La Douce Noire, pionnier des assemblages genevois, à la verticale
C’est un des plus vieux assemblage rouges genevois, quand bien même il n’a que 35 ans. La Douce Noire, des Desbaillets père et fils au Domaine des Abeilles d’Or, à Choully, tient son cap au fil des millésimes.
Par Pierre Thomas
C’est une dégustation verticale à l’Ecole hôtelière de Vieux-Bois, à Genève, qui l’a démontré. René Desbaillets, 67 ans, avait été un des jeunes loups de la coopérative la Cave de Genève avant d’en sortir avec fracas. Il y a juste vingt ans, il inaugurait une cave pour son fils Laurent, «quadra» aujourd’hui.

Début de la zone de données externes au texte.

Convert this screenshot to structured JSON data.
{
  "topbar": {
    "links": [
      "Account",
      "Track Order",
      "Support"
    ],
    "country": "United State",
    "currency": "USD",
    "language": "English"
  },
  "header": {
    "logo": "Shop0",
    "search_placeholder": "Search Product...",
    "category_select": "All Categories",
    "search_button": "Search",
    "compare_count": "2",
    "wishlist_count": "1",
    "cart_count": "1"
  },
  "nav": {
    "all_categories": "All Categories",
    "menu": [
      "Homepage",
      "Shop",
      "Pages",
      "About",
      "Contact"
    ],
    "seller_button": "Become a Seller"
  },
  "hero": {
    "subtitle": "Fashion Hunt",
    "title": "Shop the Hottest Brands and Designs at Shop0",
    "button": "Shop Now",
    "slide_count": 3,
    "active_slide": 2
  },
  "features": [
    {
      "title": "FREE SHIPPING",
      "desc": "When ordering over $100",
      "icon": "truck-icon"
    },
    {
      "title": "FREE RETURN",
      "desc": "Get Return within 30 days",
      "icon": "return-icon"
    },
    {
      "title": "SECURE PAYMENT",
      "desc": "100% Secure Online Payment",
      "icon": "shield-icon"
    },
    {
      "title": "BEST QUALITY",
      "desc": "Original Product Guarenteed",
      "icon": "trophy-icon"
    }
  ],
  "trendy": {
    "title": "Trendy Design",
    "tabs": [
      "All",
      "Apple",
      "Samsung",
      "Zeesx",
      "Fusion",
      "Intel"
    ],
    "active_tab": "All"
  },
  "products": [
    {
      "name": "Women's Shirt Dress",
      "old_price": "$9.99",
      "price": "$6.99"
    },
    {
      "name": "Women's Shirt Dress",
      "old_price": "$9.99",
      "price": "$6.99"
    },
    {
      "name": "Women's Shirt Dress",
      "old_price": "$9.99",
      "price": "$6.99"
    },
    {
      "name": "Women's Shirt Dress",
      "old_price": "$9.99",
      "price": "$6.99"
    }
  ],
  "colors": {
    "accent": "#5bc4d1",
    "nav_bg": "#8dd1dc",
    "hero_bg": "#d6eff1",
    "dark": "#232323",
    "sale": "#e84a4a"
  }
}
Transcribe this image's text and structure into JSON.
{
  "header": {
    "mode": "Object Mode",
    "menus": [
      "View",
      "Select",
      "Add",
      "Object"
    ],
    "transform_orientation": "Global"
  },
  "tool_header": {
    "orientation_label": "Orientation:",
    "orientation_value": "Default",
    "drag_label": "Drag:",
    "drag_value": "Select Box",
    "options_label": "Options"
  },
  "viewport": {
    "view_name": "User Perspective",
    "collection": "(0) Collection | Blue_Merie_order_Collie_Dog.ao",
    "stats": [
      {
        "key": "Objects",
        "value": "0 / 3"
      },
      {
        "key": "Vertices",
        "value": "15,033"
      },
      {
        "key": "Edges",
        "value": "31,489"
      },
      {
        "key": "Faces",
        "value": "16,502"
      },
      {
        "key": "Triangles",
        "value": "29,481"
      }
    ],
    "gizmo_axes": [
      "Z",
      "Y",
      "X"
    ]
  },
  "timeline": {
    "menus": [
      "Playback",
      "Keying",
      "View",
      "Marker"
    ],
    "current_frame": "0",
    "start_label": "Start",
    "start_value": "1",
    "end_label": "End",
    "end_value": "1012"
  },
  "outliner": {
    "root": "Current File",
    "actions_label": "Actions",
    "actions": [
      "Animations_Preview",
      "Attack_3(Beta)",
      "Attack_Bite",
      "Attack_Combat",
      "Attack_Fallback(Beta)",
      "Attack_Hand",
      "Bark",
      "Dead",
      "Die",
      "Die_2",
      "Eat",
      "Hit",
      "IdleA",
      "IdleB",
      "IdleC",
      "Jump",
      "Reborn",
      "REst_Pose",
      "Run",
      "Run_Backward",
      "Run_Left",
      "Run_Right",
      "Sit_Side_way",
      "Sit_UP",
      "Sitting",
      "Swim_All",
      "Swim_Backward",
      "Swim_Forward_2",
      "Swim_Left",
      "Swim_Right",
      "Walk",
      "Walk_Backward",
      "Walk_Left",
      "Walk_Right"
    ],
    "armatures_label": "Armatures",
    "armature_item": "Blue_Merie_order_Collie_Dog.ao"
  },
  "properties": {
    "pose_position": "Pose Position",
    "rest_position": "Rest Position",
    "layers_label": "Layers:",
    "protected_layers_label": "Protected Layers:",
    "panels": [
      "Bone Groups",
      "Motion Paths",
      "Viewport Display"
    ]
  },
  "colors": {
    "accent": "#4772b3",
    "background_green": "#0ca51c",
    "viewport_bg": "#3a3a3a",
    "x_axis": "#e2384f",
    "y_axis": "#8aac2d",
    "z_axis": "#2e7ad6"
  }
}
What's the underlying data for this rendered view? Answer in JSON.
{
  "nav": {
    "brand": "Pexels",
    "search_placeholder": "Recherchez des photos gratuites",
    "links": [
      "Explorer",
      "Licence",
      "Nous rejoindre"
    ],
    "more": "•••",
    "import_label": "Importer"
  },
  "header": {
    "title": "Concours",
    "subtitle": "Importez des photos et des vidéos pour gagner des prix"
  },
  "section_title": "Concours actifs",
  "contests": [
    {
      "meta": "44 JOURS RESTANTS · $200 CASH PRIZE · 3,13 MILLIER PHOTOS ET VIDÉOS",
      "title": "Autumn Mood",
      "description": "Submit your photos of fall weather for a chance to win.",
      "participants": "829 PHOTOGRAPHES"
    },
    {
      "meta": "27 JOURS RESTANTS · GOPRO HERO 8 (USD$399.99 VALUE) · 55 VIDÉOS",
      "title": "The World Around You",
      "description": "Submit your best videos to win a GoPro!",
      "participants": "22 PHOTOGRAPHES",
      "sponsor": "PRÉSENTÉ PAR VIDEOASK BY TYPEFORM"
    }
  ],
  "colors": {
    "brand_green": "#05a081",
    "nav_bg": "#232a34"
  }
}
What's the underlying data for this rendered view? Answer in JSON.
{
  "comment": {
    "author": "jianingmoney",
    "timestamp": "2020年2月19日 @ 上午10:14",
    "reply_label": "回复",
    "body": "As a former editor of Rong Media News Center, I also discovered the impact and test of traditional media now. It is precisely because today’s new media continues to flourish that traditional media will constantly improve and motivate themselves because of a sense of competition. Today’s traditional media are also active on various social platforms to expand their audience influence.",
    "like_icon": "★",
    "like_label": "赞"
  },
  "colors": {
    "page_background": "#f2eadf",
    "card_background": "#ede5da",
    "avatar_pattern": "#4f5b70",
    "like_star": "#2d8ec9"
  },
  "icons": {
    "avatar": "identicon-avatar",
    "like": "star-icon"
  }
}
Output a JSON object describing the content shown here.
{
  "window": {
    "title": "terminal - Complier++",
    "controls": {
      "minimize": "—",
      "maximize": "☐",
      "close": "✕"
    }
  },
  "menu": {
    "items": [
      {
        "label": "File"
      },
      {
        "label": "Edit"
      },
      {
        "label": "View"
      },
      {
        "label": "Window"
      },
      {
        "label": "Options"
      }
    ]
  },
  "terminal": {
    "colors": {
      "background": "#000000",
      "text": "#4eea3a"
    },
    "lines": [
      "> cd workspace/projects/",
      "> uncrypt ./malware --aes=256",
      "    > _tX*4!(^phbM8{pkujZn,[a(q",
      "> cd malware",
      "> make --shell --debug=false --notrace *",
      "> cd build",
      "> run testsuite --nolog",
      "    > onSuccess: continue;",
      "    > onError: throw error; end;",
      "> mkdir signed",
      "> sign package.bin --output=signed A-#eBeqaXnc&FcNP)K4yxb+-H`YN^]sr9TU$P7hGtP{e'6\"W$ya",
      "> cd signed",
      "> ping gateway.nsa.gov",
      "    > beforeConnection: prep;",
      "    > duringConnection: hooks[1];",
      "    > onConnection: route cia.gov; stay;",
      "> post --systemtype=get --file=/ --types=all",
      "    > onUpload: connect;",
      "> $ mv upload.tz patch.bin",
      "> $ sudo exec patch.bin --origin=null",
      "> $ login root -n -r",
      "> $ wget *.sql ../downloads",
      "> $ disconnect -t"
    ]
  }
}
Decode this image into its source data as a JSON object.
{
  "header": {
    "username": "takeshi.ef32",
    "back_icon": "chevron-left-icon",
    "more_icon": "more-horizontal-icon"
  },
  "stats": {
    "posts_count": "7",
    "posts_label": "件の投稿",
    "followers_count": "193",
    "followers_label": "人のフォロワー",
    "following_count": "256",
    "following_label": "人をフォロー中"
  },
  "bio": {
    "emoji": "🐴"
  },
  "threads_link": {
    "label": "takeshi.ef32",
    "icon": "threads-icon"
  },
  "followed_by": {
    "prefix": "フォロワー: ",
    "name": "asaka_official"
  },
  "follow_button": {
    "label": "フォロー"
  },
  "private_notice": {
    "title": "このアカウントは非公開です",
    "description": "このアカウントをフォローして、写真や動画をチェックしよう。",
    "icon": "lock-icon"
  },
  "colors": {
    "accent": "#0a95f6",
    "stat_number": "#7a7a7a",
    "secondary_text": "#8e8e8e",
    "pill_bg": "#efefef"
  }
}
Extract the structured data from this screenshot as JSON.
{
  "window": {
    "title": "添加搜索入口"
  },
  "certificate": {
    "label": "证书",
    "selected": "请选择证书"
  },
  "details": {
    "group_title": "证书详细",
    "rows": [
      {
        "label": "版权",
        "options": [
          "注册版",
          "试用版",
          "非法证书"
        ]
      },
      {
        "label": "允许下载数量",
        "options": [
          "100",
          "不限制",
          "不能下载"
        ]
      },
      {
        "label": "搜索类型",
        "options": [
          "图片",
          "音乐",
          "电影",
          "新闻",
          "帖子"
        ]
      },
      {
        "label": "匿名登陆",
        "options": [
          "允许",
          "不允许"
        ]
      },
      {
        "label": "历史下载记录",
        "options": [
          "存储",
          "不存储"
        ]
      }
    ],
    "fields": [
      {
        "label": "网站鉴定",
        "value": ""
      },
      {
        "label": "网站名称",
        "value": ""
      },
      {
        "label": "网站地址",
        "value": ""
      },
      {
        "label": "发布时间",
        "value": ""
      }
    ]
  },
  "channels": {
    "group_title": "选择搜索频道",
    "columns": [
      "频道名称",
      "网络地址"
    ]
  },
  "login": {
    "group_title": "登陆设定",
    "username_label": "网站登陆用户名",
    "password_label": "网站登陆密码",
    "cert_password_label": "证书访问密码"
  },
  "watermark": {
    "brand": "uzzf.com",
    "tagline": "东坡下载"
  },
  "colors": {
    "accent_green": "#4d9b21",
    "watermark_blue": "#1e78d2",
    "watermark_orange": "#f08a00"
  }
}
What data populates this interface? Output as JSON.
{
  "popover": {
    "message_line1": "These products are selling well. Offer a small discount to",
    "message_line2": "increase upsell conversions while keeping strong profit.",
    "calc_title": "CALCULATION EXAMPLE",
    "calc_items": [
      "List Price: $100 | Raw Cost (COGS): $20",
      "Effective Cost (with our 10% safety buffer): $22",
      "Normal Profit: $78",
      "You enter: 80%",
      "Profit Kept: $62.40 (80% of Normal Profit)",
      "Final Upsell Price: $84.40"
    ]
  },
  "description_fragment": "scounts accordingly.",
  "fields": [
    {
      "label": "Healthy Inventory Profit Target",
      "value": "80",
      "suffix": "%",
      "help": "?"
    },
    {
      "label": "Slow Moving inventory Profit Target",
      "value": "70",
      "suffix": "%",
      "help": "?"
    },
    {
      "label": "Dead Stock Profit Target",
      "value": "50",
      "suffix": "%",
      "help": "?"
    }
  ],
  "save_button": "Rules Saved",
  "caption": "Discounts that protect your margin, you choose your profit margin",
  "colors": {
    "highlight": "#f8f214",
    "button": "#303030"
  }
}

Le domaine compte désormais une vingtaine d’hectares. La Douce Noire est devenue son fer de lance, en demeurant son fil rouge. En 1998, ce vin d’assemblage novateur atteignait les 10’000 flacons, quatre ans après son lancement. La production peut arriver, les meilleures années, au quadruple. Près de 9 hectares des vignes du domaine lui sont consacrés. Longtemps, ce vin a bénéficié des conseils de l’œnologue Xavier Chevallay, plus connu pour élaborer depuis 25 ans la meilleure partie des vins effervescents des vignerons-encaveurs romands.
Plus toscan que bordelais
Depuis deux ans, c’est un jeune Strasbourgeois, Xavier Gros, qui a travaillé trois ans aux domaines Rolaz, chez Hammel, à Rolle (VD), qui élabore les vins des Abeilles d’Or, à l’exception d’une gamme de base, livrée en raisins ronds ou en moût chez le négociant Schenk, à Rolle. Au passage, on signalera qu’au Trophée des 7 Ceps à Bourg-En-Bresse, en novembre, qui juge les vins du pourtour du Mont-Blanc, le Viognier 2017 et le gamay de Genève Vieilles Vignes 2015 ont tous deux décroché un Cep d’or. Le jeune caviste, titulaire d’un diplôme (BTS) du seul lycée viticole alsacien, à Rouffach, a été doublement étonné par la Suisse : «On a sept cépages en Alsace, deux en Bourgognes, quatre à Bordeaux, ici, on en trouve une incroyable diversité. Et puis j’ai été surpris de voir que des variétés tardives comme le cabernet sauvignon, le cabernet franc, voire le merlot, parviennent à mûrir.»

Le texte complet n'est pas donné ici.